Depois de me espreguiçar, sentei-me na beirada da cama e olhei meio aturdido ao redor, para aquele ambiente diferente. Tudo era branco e novo: os móveis, as paredes, as cortinas, meus lençóis, meu edredom... E mesmo sempre gostando de ter o quarto cheio de cores e pôsteres e minhas pinturas grudadas nas paredes, naquele momento eu sentia que nada ficaria melhor ali que o branco. Como se fosse uma folha de sulfite ou uma tela vazia, que com o tempo, talvez, pudessem ser preenchidos.

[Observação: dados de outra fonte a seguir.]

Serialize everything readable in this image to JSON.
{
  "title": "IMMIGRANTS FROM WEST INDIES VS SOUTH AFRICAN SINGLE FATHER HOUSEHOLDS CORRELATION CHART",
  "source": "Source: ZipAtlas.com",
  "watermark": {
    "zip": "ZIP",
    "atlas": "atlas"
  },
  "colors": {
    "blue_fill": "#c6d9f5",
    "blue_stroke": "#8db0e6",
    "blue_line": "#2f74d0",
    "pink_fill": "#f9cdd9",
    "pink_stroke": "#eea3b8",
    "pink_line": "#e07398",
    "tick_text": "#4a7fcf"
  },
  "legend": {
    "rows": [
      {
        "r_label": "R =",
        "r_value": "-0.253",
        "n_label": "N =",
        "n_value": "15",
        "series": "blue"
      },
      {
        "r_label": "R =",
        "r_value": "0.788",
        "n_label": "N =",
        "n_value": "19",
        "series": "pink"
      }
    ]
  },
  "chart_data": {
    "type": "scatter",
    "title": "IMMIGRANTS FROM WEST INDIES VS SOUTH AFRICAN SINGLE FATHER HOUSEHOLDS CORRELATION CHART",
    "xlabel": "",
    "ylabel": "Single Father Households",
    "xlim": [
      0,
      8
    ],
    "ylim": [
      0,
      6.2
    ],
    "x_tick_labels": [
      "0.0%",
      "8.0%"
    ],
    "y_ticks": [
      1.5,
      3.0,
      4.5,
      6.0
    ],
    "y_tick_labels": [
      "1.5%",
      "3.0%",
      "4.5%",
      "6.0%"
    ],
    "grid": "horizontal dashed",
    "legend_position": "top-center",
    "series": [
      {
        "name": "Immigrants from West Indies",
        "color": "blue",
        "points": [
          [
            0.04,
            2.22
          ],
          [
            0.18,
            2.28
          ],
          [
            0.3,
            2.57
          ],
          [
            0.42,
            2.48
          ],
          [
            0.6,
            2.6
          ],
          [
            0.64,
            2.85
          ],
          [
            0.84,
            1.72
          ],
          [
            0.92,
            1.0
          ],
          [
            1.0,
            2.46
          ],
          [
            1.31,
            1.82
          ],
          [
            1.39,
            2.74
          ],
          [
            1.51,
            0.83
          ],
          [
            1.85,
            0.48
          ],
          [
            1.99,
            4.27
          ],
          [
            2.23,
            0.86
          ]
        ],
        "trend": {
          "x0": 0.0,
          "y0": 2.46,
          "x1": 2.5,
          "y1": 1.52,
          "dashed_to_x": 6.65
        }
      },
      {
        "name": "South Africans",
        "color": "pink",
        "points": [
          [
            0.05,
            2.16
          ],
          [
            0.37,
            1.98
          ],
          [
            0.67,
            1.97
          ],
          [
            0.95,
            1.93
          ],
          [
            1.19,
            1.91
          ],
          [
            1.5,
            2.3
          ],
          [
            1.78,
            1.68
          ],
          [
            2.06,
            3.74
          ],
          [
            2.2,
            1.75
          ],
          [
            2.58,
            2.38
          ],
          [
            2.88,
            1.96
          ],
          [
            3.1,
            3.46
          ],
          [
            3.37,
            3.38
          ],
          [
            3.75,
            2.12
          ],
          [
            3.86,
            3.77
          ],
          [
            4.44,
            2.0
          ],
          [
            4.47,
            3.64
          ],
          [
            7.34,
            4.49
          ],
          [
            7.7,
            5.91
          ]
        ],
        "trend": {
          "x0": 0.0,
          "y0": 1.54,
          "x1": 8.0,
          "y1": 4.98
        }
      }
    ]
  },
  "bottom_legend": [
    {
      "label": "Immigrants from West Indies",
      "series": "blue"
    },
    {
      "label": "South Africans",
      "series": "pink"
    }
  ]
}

E apesar de toda aquela nova bagunça que eu sabia que me esperava do lado de fora do meu quarto, parecia que ali dentro estava tudo bem eu me sentir meio vazio e temeroso, me sentir meio em branco depois de ter deixado todas as minhas cores na minha antiga cidade.

Suspirei, procurando meu celular entre as cobertas. Desbloqueei a tela e vi que o Matheus havia me enviado dois Snaps no dia anterior, além de uma enxurrada de mensagens. Vi as fotos primeiro, nas quais ele e mais todos os meus outros antigos amigos estavam felizes, reunidos no que parecia ser a lanchonete da escola. Fiquei tão triste de ver todos eles juntos sem mim que joguei o celular de volta para as cobertas, sem nem ver o quê Matheus queria comigo no Whatsapp.

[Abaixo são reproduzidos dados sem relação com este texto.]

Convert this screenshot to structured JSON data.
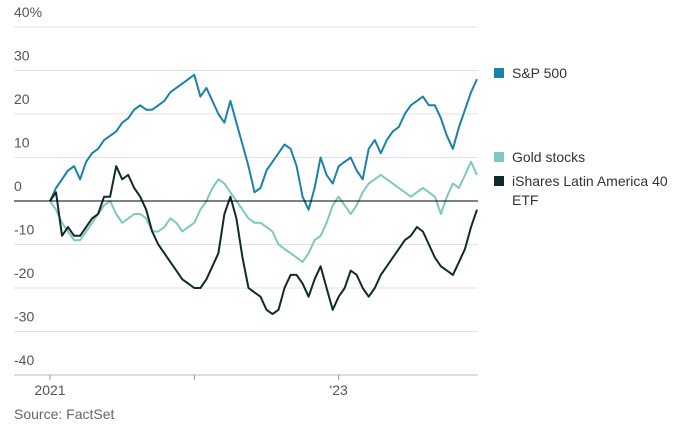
{
  "chart_data": {
    "type": "line",
    "source": "Source: FactSet",
    "categories": [
      "2021",
      null,
      null,
      null,
      null,
      null,
      null,
      null,
      null,
      null,
      null,
      null,
      null,
      null,
      null,
      null,
      null,
      null,
      null,
      null,
      null,
      null,
      null,
      null,
      null,
      null,
      null,
      null,
      null,
      null,
      null,
      null,
      null,
      null,
      null,
      null,
      null,
      null,
      null,
      null,
      null,
      null,
      null,
      null,
      null,
      null,
      null,
      null,
      "'23",
      null,
      null,
      null,
      null,
      null,
      null,
      null,
      null,
      null,
      null,
      null,
      null,
      null,
      null,
      null,
      null,
      null,
      null,
      null,
      null,
      null,
      null,
      null
    ],
    "series": [
      {
        "name": "S&P 500",
        "color": "#1b82a8",
        "values": [
          0,
          3,
          5,
          7,
          8,
          5,
          9,
          11,
          12,
          14,
          15,
          16,
          18,
          19,
          21,
          22,
          21,
          21,
          22,
          23,
          25,
          26,
          27,
          28,
          29,
          24,
          26,
          23,
          20,
          18,
          23,
          18,
          13,
          8,
          2,
          3,
          7,
          9,
          11,
          13,
          12,
          8,
          1,
          -2,
          3,
          10,
          6,
          4,
          8,
          9,
          10,
          7,
          5,
          12,
          14,
          11,
          14,
          16,
          17,
          20,
          22,
          23,
          24,
          22,
          22,
          19,
          15,
          12,
          17,
          21,
          25,
          28
        ]
      },
      {
        "name": "Gold stocks",
        "color": "#7fc8be",
        "values": [
          0,
          -2,
          -5,
          -7,
          -9,
          -9,
          -7,
          -5,
          -3,
          -1,
          0,
          -3,
          -5,
          -4,
          -3,
          -3,
          -4,
          -7,
          -7,
          -6,
          -4,
          -5,
          -7,
          -6,
          -5,
          -2,
          0,
          3,
          5,
          4,
          2,
          0,
          -2,
          -4,
          -5,
          -5,
          -6,
          -7,
          -10,
          -11,
          -12,
          -13,
          -14,
          -12,
          -9,
          -8,
          -5,
          -1,
          1,
          -1,
          -3,
          -1,
          2,
          4,
          5,
          6,
          5,
          4,
          3,
          2,
          1,
          2,
          3,
          2,
          1,
          -3,
          1,
          4,
          3,
          6,
          9,
          6
        ]
      },
      {
        "name": "iShares Latin America 40 ETF",
        "color": "#0f2b2b",
        "values": [
          0,
          2,
          -8,
          -6,
          -8,
          -8,
          -6,
          -4,
          -3,
          1,
          1,
          8,
          5,
          6,
          3,
          1,
          -2,
          -7,
          -10,
          -12,
          -14,
          -16,
          -18,
          -19,
          -20,
          -20,
          -18,
          -15,
          -12,
          -3,
          1,
          -4,
          -13,
          -20,
          -21,
          -22,
          -25,
          -26,
          -25,
          -20,
          -17,
          -17,
          -19,
          -22,
          -18,
          -15,
          -20,
          -25,
          -22,
          -20,
          -16,
          -17,
          -20,
          -22,
          -20,
          -17,
          -15,
          -13,
          -11,
          -9,
          -8,
          -6,
          -7,
          -10,
          -13,
          -15,
          -16,
          -17,
          -14,
          -11,
          -6,
          -2
        ]
      }
    ],
    "ylim": [
      -40,
      40
    ],
    "yticks": [
      -40,
      -30,
      -20,
      -10,
      0,
      10,
      20,
      30,
      {
        "value": 40,
        "label": "40%"
      }
    ],
    "grid": true
  }
}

Era egoísmo, eu sabia. Mas será que ele não tinha noção do quanto era chato ter me enviado algo assim? Matheus sempre foi o meu melhor amigo, mas nunca teve muita sensibilidade em relação aos sentimentos alheios. Ele provavelmente nem imaginava o quanto me machucava ver todas aquelas pessoas que eu tive que deixar para trás juntas e felizes como se nada tivesse acontecido. E, parando para analisar, para elas nada aconteceu de fato. Era a minha vida que estava toda de cabeça para baixo, não a delas.

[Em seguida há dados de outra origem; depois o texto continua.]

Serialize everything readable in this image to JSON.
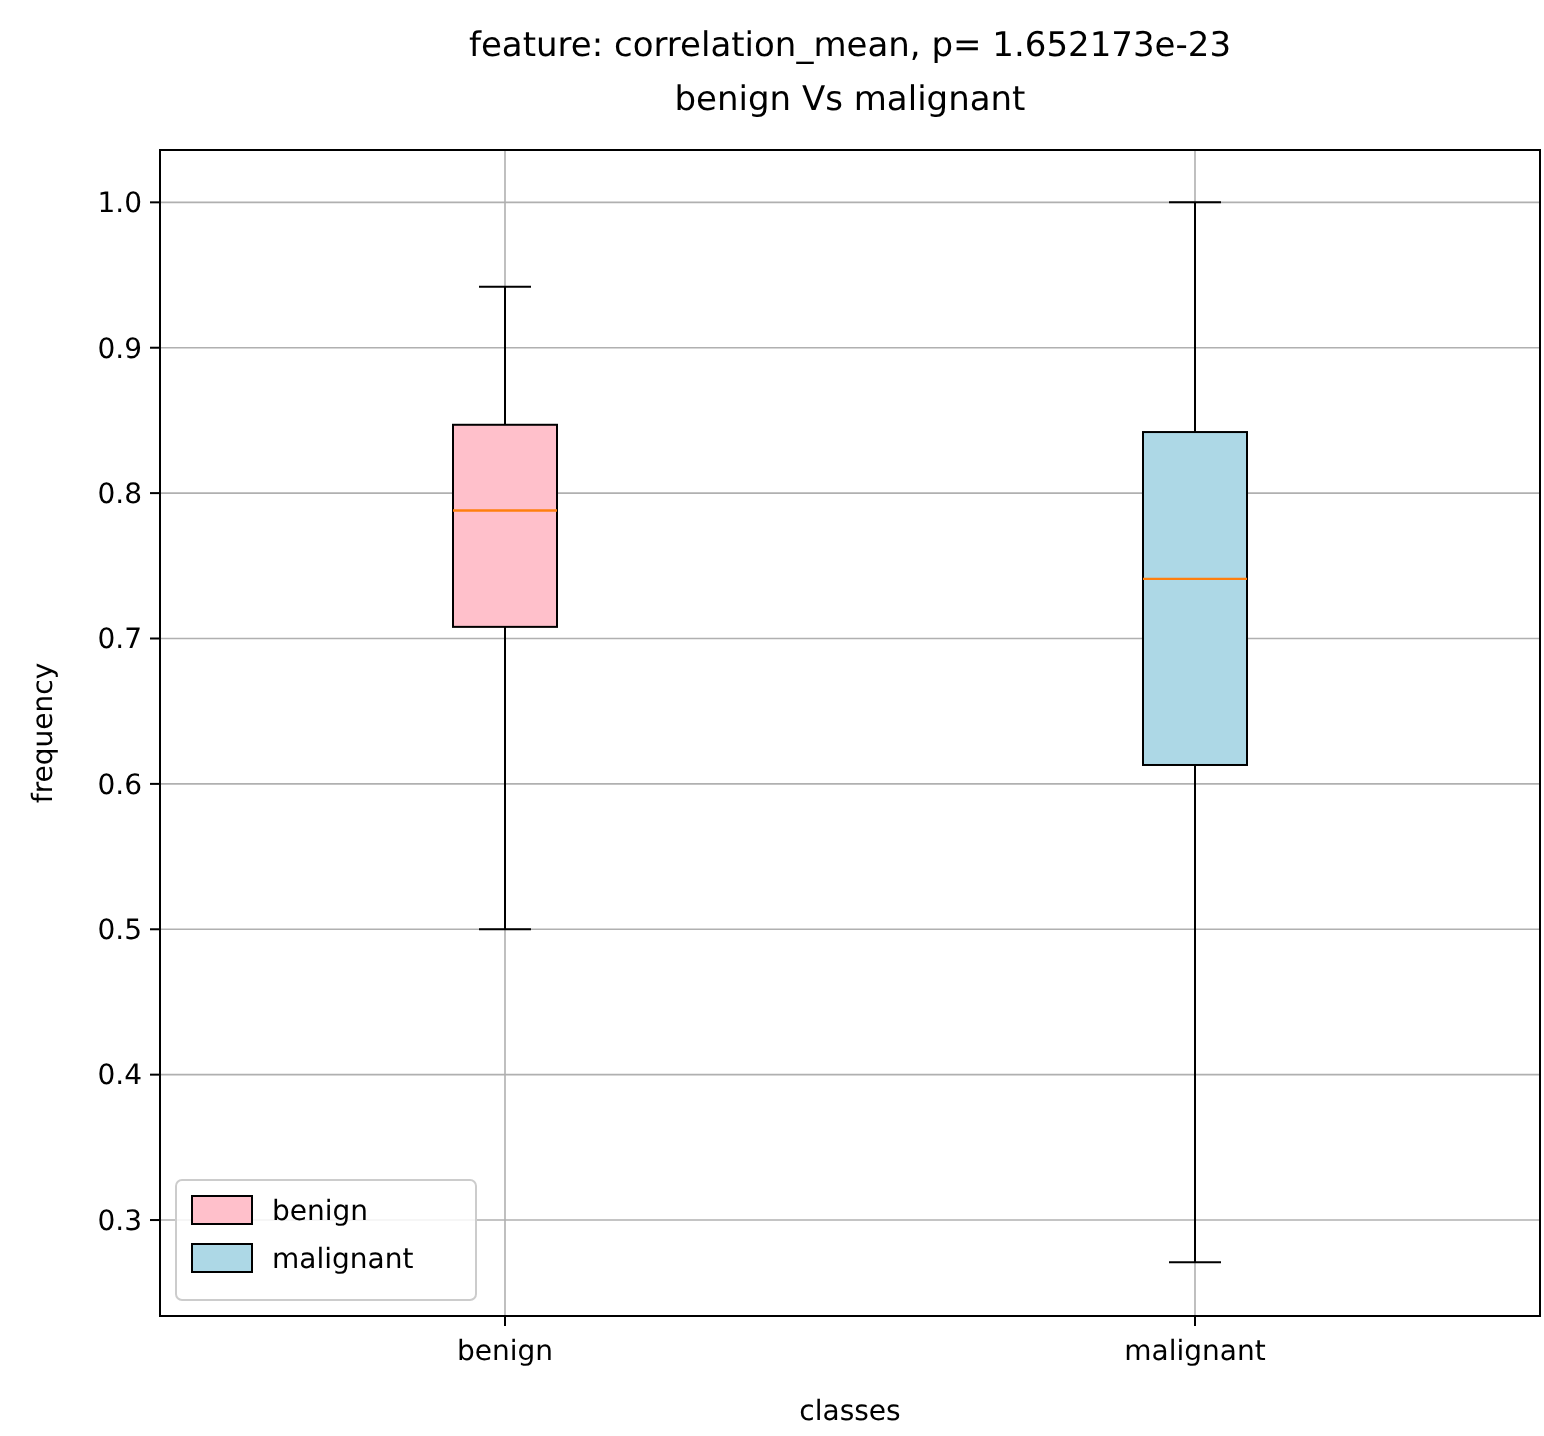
{
  "chart_data": {
    "type": "box",
    "title": "feature: correlation_mean, p= 1.652173e-23",
    "subtitle": "benign Vs malignant",
    "xlabel": "classes",
    "ylabel": "frequency",
    "categories": [
      "benign",
      "malignant"
    ],
    "series": [
      {
        "name": "benign",
        "color": "#ffc0cb",
        "boxes": [
          {
            "low": 0.5,
            "q1": 0.708,
            "median": 0.788,
            "q3": 0.847,
            "high": 0.942
          },
          null
        ]
      },
      {
        "name": "malignant",
        "color": "#add8e6",
        "boxes": [
          null,
          {
            "low": 0.271,
            "q1": 0.613,
            "median": 0.741,
            "q3": 0.842,
            "high": 1.0
          }
        ]
      }
    ],
    "ylim": [
      0.234,
      1.036
    ],
    "yticks": [
      {
        "value": 0.3,
        "label": "0.3"
      },
      {
        "value": 0.4,
        "label": "0.4"
      },
      {
        "value": 0.5,
        "label": "0.5"
      },
      {
        "value": 0.6,
        "label": "0.6"
      },
      {
        "value": 0.7,
        "label": "0.7"
      },
      {
        "value": 0.8,
        "label": "0.8"
      },
      {
        "value": 0.9,
        "label": "0.9"
      },
      {
        "value": 1.0,
        "label": "1.0"
      }
    ],
    "grid": true,
    "legend": "bottom left"
  }
}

Eu realmente não queria me sentir assim, magoado e irritado logo de manhã. Mas não tinha jeito, Matheus era mesmo um desgraçado. E fazia muita falta.

De mau humor baguncei os cabelos, irritado com o comprimento deles. Tinham crescido muito rápido nas férias, quase chegavam aos ombros. Eu fiquei com preguiça de cortá-los, e depois que meus amigos disseram que combinava comigo, achei que estava tudo bem deixar assim.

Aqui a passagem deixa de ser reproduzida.